I was trained to be a scientist. A book I cowrote with Tony Griffiths became the most widely used genetics text in the United States. But as I was beginning my career in Canada, I was struck by the priorities of newspapers and television. Whole sections and programs were devoted to politics, business, sports and celebrity, with columns on astrology and bridge. It reflected a huge oversight; none of these is as important to our lives as science applied by industry, medicine and the military.
Consider the enormous changes since my childhood. My parents wouldn’t allow me to go to movies or swimming pools because they feared I’d get polio (the Salk vaccine came in 1955). Millions of people died or were horribly scarred by smallpox (eradicated in 1980). We didn’t know what DNA did or how many chromosomes we had. My parents didn’t have to chastise me for watching too much television or playing computer games because they weren’t invented.
Organ transplants were still to come, leukemia was an incurable childhood disease, the birth control pill had not been invented and cosmetic surgery was not yet routine. Biotechnology, computer chips, satellites and plastic would have enormous impacts later in my life. The military would facilitate cutting-edge science and technology — from agent orange and nuclear bombs to laser beams and drones. The world has been fundamentally changed by scientific insights and innovations.
The world has been fundamentally changed by scientific insights and innovations.
The media reflected an obliviousness to the transformative individual, cultural and ecological aspects of science and technology, content to report on wondrous new discoveries or frightening possibilities. Science was entertainment (What Will They Think of Next? was a television program) or scary in the Frankenstein’s monster mode.
As I was beginning my career as a scientist at the University of Alberta in 1962, two events changed the course of my life. The first was publication of Rachel Carson’s Silent Spring, which documented the devastating ecological impacts of pesticides.
From a scientific standpoint, widespread use of powerful pesticides should have been questioned from the beginning. Ecologists could have pointed out that insects are the most numerous, diverse and ecologically important animals, and spraying insecticides that kill all just to control a few that we consider “pests” doesn’t make sense. Geneticists could have pointed out that insecticides could drive selection for resistant mutations. But short-term health and economic benefits spurred rapid adoption and use.
Carson’s book showed the devastating repercussions of DDT, including the discovery of biomagnification — concentration of molecules as they pass up the food chain. Once DDT was found to be a powerful insecticide, scientists determined what other species were affected, studying them in flasks or growth chambers. But that didn’t mimic the real world of rain and wind, where molecules seep into soil and wash into waterways, with consequences that may take months or years to show up, such as eggshells that break easily, driving bird populations to decline.
Science offers a powerful way of knowing, but by focusing on an object, it creates an artifact — an abnormal simplification that can’t predict long-term consequences when widely applied.
Carson’s book put science in its place for me. Science offers a powerful way of knowing, but by focusing on an object, it creates an artifact — an abnormal simplification that can’t predict long-term consequences when widely applied. Economic and other short-term benefits must be balanced by possible biological, social and ecological ramifications.

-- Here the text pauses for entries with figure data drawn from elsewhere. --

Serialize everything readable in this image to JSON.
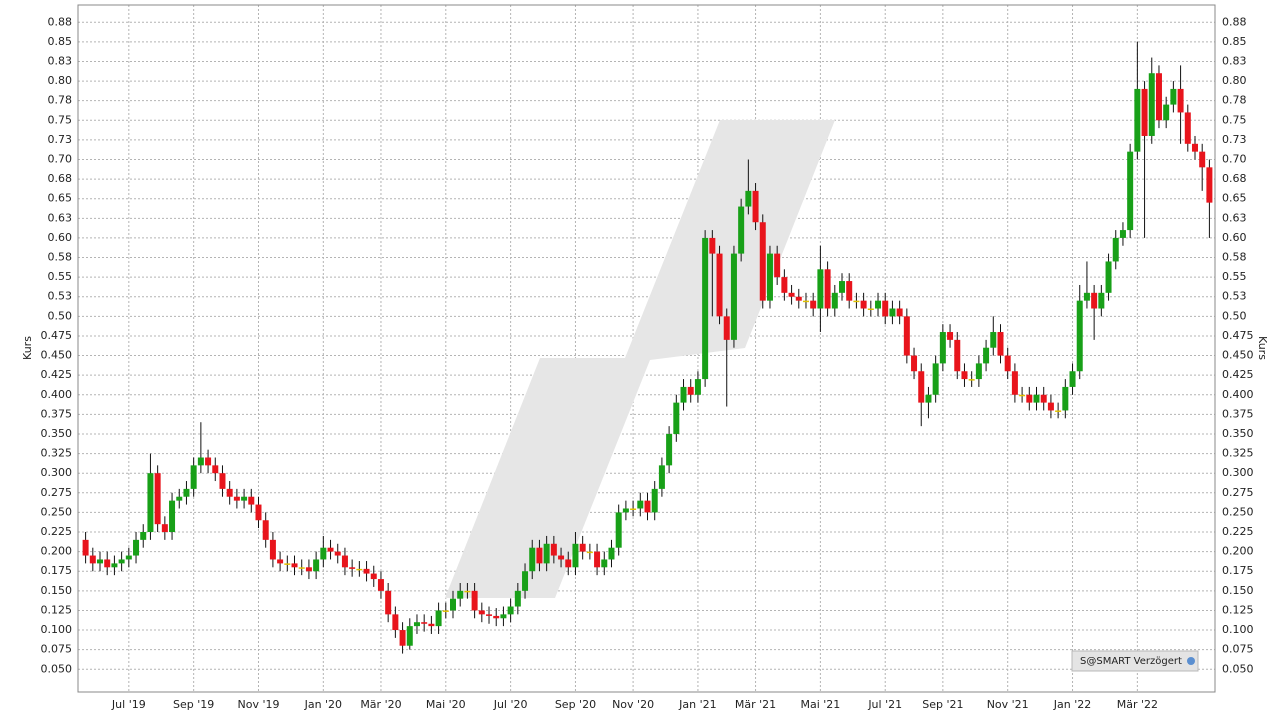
{
  "chart_data": {
    "type": "candlestick",
    "ylabel": "Kurs",
    "badge": "S@SMART Verzögert",
    "up_color": "#18a018",
    "down_color": "#e8141c",
    "flat_color": "#e0c000",
    "grid": true,
    "ylim": [
      0.021,
      0.897
    ],
    "yticks": [
      {
        "value": 0.05,
        "label": "0.050"
      },
      0.075,
      {
        "value": 0.1,
        "label": "0.100"
      },
      0.125,
      {
        "value": 0.15,
        "label": "0.150"
      },
      0.175,
      {
        "value": 0.2,
        "label": "0.200"
      },
      0.225,
      {
        "value": 0.25,
        "label": "0.250"
      },
      0.275,
      {
        "value": 0.3,
        "label": "0.300"
      },
      0.325,
      {
        "value": 0.35,
        "label": "0.350"
      },
      0.375,
      {
        "value": 0.4,
        "label": "0.400"
      },
      0.425,
      {
        "value": 0.45,
        "label": "0.450"
      },
      0.475,
      {
        "value": 0.5,
        "label": "0.50"
      },
      {
        "value": 0.525,
        "label": "0.53"
      },
      0.55,
      {
        "value": 0.575,
        "label": "0.58"
      },
      {
        "value": 0.6,
        "label": "0.60"
      },
      {
        "value": 0.625,
        "label": "0.63"
      },
      0.65,
      {
        "value": 0.675,
        "label": "0.68"
      },
      {
        "value": 0.7,
        "label": "0.70"
      },
      {
        "value": 0.725,
        "label": "0.73"
      },
      0.75,
      {
        "value": 0.775,
        "label": "0.78"
      },
      {
        "value": 0.8,
        "label": "0.80"
      },
      {
        "value": 0.825,
        "label": "0.83"
      },
      0.85,
      {
        "value": 0.875,
        "label": "0.88"
      }
    ],
    "categories": [
      null,
      null,
      null,
      null,
      null,
      null,
      "Jul '19",
      null,
      null,
      null,
      null,
      null,
      null,
      null,
      null,
      "Sep '19",
      null,
      null,
      null,
      null,
      null,
      null,
      null,
      null,
      "Nov '19",
      null,
      null,
      null,
      null,
      null,
      null,
      null,
      null,
      "Jan '20",
      null,
      null,
      null,
      null,
      null,
      null,
      null,
      "Mär '20",
      null,
      null,
      null,
      null,
      null,
      null,
      null,
      null,
      "Mai '20",
      null,
      null,
      null,
      null,
      null,
      null,
      null,
      null,
      "Jul '20",
      null,
      null,
      null,
      null,
      null,
      null,
      null,
      null,
      "Sep '20",
      null,
      null,
      null,
      null,
      null,
      null,
      null,
      "Nov '20",
      null,
      null,
      null,
      null,
      null,
      null,
      null,
      null,
      "Jan '21",
      null,
      null,
      null,
      null,
      null,
      null,
      null,
      "Mär '21",
      null,
      null,
      null,
      null,
      null,
      null,
      null,
      null,
      "Mai '21",
      null,
      null,
      null,
      null,
      null,
      null,
      null,
      null,
      "Jul '21",
      null,
      null,
      null,
      null,
      null,
      null,
      null,
      "Sep '21",
      null,
      null,
      null,
      null,
      null,
      null,
      null,
      null,
      "Nov '21",
      null,
      null,
      null,
      null,
      null,
      null,
      null,
      null,
      "Jan '22",
      null,
      null,
      null,
      null,
      null,
      null,
      null,
      null,
      "Mär '22",
      null,
      null,
      null,
      null,
      null,
      null,
      null,
      null,
      null,
      null
    ],
    "open": [
      0.215,
      0.195,
      0.185,
      0.19,
      0.18,
      0.185,
      0.19,
      0.195,
      0.215,
      0.225,
      0.3,
      0.235,
      0.225,
      0.265,
      0.27,
      0.28,
      0.31,
      0.32,
      0.31,
      0.3,
      0.28,
      0.27,
      0.265,
      0.27,
      0.26,
      0.24,
      0.215,
      0.19,
      0.185,
      0.185,
      0.18,
      0.18,
      0.175,
      0.19,
      0.205,
      0.2,
      0.195,
      0.18,
      0.178,
      0.178,
      0.172,
      0.165,
      0.15,
      0.12,
      0.1,
      0.08,
      0.105,
      0.11,
      0.108,
      0.105,
      0.125,
      0.125,
      0.14,
      0.15,
      0.15,
      0.125,
      0.12,
      0.118,
      0.115,
      0.12,
      0.13,
      0.15,
      0.175,
      0.205,
      0.185,
      0.21,
      0.195,
      0.19,
      0.18,
      0.21,
      0.2,
      0.2,
      0.18,
      0.19,
      0.205,
      0.25,
      0.255,
      0.255,
      0.265,
      0.25,
      0.28,
      0.31,
      0.35,
      0.39,
      0.41,
      0.4,
      0.42,
      0.6,
      0.58,
      0.5,
      0.47,
      0.58,
      0.64,
      0.66,
      0.62,
      0.52,
      0.58,
      0.55,
      0.53,
      0.525,
      0.52,
      0.52,
      0.51,
      0.56,
      0.51,
      0.53,
      0.545,
      0.52,
      0.52,
      0.51,
      0.51,
      0.52,
      0.5,
      0.51,
      0.5,
      0.45,
      0.43,
      0.39,
      0.4,
      0.44,
      0.48,
      0.47,
      0.43,
      0.42,
      0.42,
      0.44,
      0.46,
      0.48,
      0.45,
      0.43,
      0.4,
      0.4,
      0.39,
      0.4,
      0.39,
      0.38,
      0.38,
      0.41,
      0.43,
      0.52,
      0.53,
      0.51,
      0.53,
      0.57,
      0.6,
      0.61,
      0.71,
      0.79,
      0.73,
      0.81,
      0.75,
      0.77,
      0.79,
      0.76,
      0.72,
      0.71,
      0.69
    ],
    "high": [
      0.225,
      0.205,
      0.2,
      0.2,
      0.195,
      0.2,
      0.205,
      0.225,
      0.235,
      0.325,
      0.31,
      0.245,
      0.275,
      0.28,
      0.29,
      0.32,
      0.365,
      0.33,
      0.32,
      0.31,
      0.29,
      0.28,
      0.28,
      0.28,
      0.27,
      0.25,
      0.225,
      0.2,
      0.195,
      0.195,
      0.19,
      0.19,
      0.2,
      0.22,
      0.215,
      0.21,
      0.205,
      0.19,
      0.188,
      0.188,
      0.182,
      0.175,
      0.16,
      0.13,
      0.11,
      0.115,
      0.12,
      0.12,
      0.118,
      0.135,
      0.135,
      0.15,
      0.16,
      0.16,
      0.16,
      0.135,
      0.13,
      0.128,
      0.13,
      0.14,
      0.16,
      0.185,
      0.215,
      0.215,
      0.22,
      0.22,
      0.205,
      0.2,
      0.225,
      0.22,
      0.21,
      0.21,
      0.2,
      0.215,
      0.26,
      0.265,
      0.265,
      0.275,
      0.275,
      0.29,
      0.32,
      0.36,
      0.4,
      0.42,
      0.42,
      0.43,
      0.61,
      0.61,
      0.59,
      0.51,
      0.59,
      0.65,
      0.7,
      0.67,
      0.63,
      0.59,
      0.59,
      0.56,
      0.54,
      0.535,
      0.53,
      0.53,
      0.59,
      0.57,
      0.54,
      0.555,
      0.555,
      0.53,
      0.53,
      0.52,
      0.53,
      0.53,
      0.52,
      0.52,
      0.51,
      0.46,
      0.44,
      0.41,
      0.45,
      0.49,
      0.49,
      0.48,
      0.44,
      0.43,
      0.45,
      0.47,
      0.5,
      0.49,
      0.46,
      0.44,
      0.41,
      0.41,
      0.41,
      0.41,
      0.4,
      0.39,
      0.42,
      0.44,
      0.54,
      0.57,
      0.54,
      0.54,
      0.58,
      0.61,
      0.62,
      0.72,
      0.85,
      0.8,
      0.83,
      0.82,
      0.78,
      0.8,
      0.82,
      0.77,
      0.73,
      0.72,
      0.7
    ],
    "low": [
      0.185,
      0.175,
      0.175,
      0.17,
      0.17,
      0.175,
      0.18,
      0.185,
      0.205,
      0.215,
      0.225,
      0.215,
      0.215,
      0.255,
      0.26,
      0.27,
      0.3,
      0.3,
      0.29,
      0.27,
      0.26,
      0.255,
      0.255,
      0.25,
      0.23,
      0.205,
      0.18,
      0.175,
      0.175,
      0.17,
      0.17,
      0.165,
      0.165,
      0.18,
      0.19,
      0.185,
      0.17,
      0.168,
      0.168,
      0.162,
      0.155,
      0.14,
      0.11,
      0.09,
      0.07,
      0.075,
      0.095,
      0.098,
      0.095,
      0.095,
      0.115,
      0.115,
      0.13,
      0.14,
      0.115,
      0.11,
      0.108,
      0.105,
      0.105,
      0.11,
      0.12,
      0.14,
      0.165,
      0.175,
      0.175,
      0.185,
      0.18,
      0.17,
      0.17,
      0.19,
      0.19,
      0.17,
      0.17,
      0.18,
      0.195,
      0.24,
      0.245,
      0.245,
      0.24,
      0.24,
      0.27,
      0.3,
      0.34,
      0.38,
      0.39,
      0.39,
      0.41,
      0.5,
      0.49,
      0.385,
      0.46,
      0.57,
      0.63,
      0.61,
      0.51,
      0.51,
      0.54,
      0.52,
      0.515,
      0.51,
      0.51,
      0.5,
      0.48,
      0.5,
      0.5,
      0.52,
      0.51,
      0.51,
      0.5,
      0.5,
      0.5,
      0.49,
      0.49,
      0.49,
      0.44,
      0.42,
      0.36,
      0.37,
      0.39,
      0.43,
      0.46,
      0.42,
      0.41,
      0.41,
      0.41,
      0.43,
      0.45,
      0.44,
      0.42,
      0.39,
      0.39,
      0.38,
      0.38,
      0.38,
      0.37,
      0.37,
      0.37,
      0.4,
      0.42,
      0.51,
      0.47,
      0.5,
      0.52,
      0.56,
      0.59,
      0.6,
      0.7,
      0.6,
      0.72,
      0.74,
      0.74,
      0.76,
      0.72,
      0.71,
      0.7,
      0.66,
      0.6
    ],
    "close": [
      0.195,
      0.185,
      0.19,
      0.18,
      0.185,
      0.19,
      0.195,
      0.215,
      0.225,
      0.3,
      0.235,
      0.225,
      0.265,
      0.27,
      0.28,
      0.31,
      0.32,
      0.31,
      0.3,
      0.28,
      0.27,
      0.265,
      0.27,
      0.26,
      0.24,
      0.215,
      0.19,
      0.185,
      0.185,
      0.18,
      0.18,
      0.175,
      0.19,
      0.205,
      0.2,
      0.195,
      0.18,
      0.178,
      0.178,
      0.172,
      0.165,
      0.15,
      0.12,
      0.1,
      0.08,
      0.105,
      0.11,
      0.108,
      0.105,
      0.125,
      0.125,
      0.14,
      0.15,
      0.15,
      0.125,
      0.12,
      0.118,
      0.115,
      0.12,
      0.13,
      0.15,
      0.175,
      0.205,
      0.185,
      0.21,
      0.195,
      0.19,
      0.18,
      0.21,
      0.2,
      0.2,
      0.18,
      0.19,
      0.205,
      0.25,
      0.255,
      0.255,
      0.265,
      0.25,
      0.28,
      0.31,
      0.35,
      0.39,
      0.41,
      0.4,
      0.42,
      0.6,
      0.58,
      0.5,
      0.47,
      0.58,
      0.64,
      0.66,
      0.62,
      0.52,
      0.58,
      0.55,
      0.53,
      0.525,
      0.52,
      0.52,
      0.51,
      0.56,
      0.51,
      0.53,
      0.545,
      0.52,
      0.52,
      0.51,
      0.51,
      0.52,
      0.5,
      0.51,
      0.5,
      0.45,
      0.43,
      0.39,
      0.4,
      0.44,
      0.48,
      0.47,
      0.43,
      0.42,
      0.42,
      0.44,
      0.46,
      0.48,
      0.45,
      0.43,
      0.4,
      0.4,
      0.39,
      0.4,
      0.39,
      0.38,
      0.38,
      0.41,
      0.43,
      0.52,
      0.53,
      0.51,
      0.53,
      0.57,
      0.6,
      0.61,
      0.71,
      0.79,
      0.73,
      0.81,
      0.75,
      0.77,
      0.79,
      0.76,
      0.72,
      0.71,
      0.69,
      0.645
    ]
  }
}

The second event for me was being asked to lecture on Edmonton’s CBC channel in 1962. It was called Your University Speaks and featured University of Alberta professors.
When I left London, Ontario, to go to college in the U.S. in 1954, the city didn’t have a television station. In university, I was too busy to watch, so I didn’t have a TV until 1962. Your University Speaks was broadcast on Sunday mornings so I figured maybe a dozen people would watch. The producer loved it and asked me to come back. I ended up doing eight programs on genetics — my first television series.
After two or three shows, I began to meet people who had caught and enjoyed the programs. My response was amazement that anyone would be watching at that time of day, and on a Sunday! That’s when I realized people watched television at all times. It offered a much larger audience than a classroom. I didn’t realize it then, but it would lead to my career in the media.